Le document, en l'état, a été négocié sous pression pour en finir avec les atermoiements des différentes parties. Le temps presse : les groupes armés se multiplient dans le Nord du Mali. Certains éléments de l'ex-Mujao, par exemple, se retrouvent aussi bien dans Al-Mourabitoune que du côté d'un nouveau groupe antiséparatiste, bras armé de Bamako (le Gatia), laissant craindre un embrasement qui serait un magnifique terrain de jeu pour les groupes djihadistes.

Un accord devrait mettre de l'ordre dans la scissiparité en cours, mais aussi tracer une ligne plus nette contre le djihadisme.
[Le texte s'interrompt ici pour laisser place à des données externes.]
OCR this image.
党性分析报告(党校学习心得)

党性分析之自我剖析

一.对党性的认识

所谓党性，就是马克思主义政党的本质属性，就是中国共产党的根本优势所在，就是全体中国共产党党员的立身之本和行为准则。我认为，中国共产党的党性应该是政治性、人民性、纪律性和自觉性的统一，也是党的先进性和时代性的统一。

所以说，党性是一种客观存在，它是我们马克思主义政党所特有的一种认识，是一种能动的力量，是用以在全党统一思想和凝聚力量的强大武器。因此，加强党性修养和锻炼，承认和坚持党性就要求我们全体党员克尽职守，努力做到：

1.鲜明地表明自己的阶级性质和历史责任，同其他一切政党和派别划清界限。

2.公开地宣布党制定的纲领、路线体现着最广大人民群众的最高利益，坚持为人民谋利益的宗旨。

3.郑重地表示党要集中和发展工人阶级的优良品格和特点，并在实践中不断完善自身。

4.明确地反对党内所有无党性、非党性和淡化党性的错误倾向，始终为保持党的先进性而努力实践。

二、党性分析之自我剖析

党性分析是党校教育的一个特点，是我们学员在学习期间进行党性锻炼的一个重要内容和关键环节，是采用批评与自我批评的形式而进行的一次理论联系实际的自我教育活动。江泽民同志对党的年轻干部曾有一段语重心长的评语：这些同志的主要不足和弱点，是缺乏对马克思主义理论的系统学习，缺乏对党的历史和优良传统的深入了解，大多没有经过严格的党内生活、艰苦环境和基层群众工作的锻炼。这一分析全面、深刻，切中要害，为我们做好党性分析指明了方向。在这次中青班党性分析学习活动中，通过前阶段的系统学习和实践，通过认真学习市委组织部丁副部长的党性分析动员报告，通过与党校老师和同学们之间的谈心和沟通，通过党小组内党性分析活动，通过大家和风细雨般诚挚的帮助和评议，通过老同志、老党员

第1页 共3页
Les signataires s'engagent à " combattre le terrorisme " et seront associés à une seconde phase de négociations, au Mali, qui doit créer les conditions d'un nouvel élan pour le Nord, avec une distribution de responsabilités politiques et des bénéfices économiques (notamment miniers). Tout ceci s'oppose aux projets de la galaxie djihadiste, dont l'un des groupes, Ansar Eddine, a distribué récemment des tracts, prévenant les habitants du Nord de se tenir loin de l'ONU ou des forces française de Barkhane, qu'ils affirment pouvoir attaquer à tout moment.

Dimanche à l'aube, à Kidal, cette menace a été mise une nouvelle fois à exécution : une trentaine de roquettes et obus ont visé le camp de l'ONU, à la lisière de la ville. Un casque bleu tchadien a été tué, ainsi que deux enfants dans un camp des environs. Des blessés graves ont été hospitalisés. Le gouvernement malien a affirmé qu'il ne se laisserait " pas intimider par ceux qui n'ont d'autre dessein que de faire éloigner les perspectives de la paix ".